The frozen source of deep cold, dragged over warmer waters builds a powerful winter storm for Japan

    What can lead to one metre of snow falling in one dump?
    What can lead to one metre of snow falling in one dump?

    What can lead to one metre of snow falling in one dump? A huge contrast in temperatures, that’s what. That means winter and water in the same place.

    In Jilin province, a cold part of northern China in any winter, recent temperatures have dropped to minus 21 Celsius. This is a month earlier than you might expect and shows the depth of cold in Siberia and northeast China.

    So when a winter storm starts to spin up and this cold lump is dragged out from the frozen land, the storm is first invigorated by the Songhua River which, surprisingly, doesn’t freeze in the winter.

    Then, like a train without brakes, an already vigorous storm rolls onto the Sea of Japan and is injected with yet more energy from the sea surface. Vast amounts of moisture are lifted into the air, frozen and blown out as snow.

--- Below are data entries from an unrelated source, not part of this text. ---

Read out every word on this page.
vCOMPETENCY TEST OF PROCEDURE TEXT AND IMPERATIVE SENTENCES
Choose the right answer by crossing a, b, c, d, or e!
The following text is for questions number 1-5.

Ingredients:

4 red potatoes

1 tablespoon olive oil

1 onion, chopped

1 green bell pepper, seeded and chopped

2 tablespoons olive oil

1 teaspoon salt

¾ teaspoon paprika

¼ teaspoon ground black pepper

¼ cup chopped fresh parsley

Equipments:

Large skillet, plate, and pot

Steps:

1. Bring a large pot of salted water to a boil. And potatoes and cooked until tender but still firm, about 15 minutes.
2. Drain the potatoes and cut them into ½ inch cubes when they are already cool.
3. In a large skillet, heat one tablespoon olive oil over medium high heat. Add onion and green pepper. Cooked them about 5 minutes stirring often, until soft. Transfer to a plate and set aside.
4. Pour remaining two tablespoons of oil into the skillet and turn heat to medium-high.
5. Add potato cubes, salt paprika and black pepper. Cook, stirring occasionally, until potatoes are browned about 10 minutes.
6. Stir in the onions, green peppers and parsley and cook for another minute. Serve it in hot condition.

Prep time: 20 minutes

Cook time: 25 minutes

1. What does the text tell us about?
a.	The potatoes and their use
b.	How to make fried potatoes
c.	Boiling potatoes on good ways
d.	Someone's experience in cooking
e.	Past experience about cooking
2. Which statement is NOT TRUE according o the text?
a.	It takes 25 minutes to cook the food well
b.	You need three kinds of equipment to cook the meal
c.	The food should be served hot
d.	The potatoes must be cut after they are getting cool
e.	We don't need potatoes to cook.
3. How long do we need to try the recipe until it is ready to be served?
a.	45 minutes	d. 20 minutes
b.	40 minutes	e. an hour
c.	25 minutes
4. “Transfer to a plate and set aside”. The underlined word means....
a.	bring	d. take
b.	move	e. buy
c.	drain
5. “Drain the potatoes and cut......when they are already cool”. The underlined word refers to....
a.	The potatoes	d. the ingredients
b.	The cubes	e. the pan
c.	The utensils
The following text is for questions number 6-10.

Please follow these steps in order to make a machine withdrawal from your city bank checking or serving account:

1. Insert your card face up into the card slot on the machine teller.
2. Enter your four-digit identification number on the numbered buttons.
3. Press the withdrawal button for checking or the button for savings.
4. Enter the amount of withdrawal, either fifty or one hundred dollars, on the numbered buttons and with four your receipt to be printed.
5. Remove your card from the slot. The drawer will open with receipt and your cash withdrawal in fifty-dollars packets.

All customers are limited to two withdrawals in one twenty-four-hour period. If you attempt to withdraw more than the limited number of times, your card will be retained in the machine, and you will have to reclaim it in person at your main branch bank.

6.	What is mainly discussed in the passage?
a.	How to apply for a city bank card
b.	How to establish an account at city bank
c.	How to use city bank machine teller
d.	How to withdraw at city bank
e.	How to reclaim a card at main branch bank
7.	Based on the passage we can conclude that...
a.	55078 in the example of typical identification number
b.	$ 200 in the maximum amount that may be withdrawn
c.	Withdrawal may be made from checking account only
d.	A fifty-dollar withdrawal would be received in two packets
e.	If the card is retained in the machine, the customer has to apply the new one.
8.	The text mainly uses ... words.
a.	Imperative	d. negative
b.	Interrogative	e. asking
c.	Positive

    The rapid deepening of this area of low pressure whips up giant waves. The storm that just hit Japan was the worst for a decade in Hokkaido and waves were recorded of ten metres on Thursday, whilst snow fell at a rate of 80cm in 24 hours.
    Roads are still flanked by two metre snow banks but the skies are now clearer. A tidal surge – the dome of lifted sea in the middle of the storm – has caused flooding . Further snow showers are likely in Hokkaido but the storm has gone.

    Snow fell as far south as Nagoya in southern Honshu – not a normal event. The next weather risk in the mountains is avalanche. The thaw may well cause flooding but Hokkaido, at least, remains cold.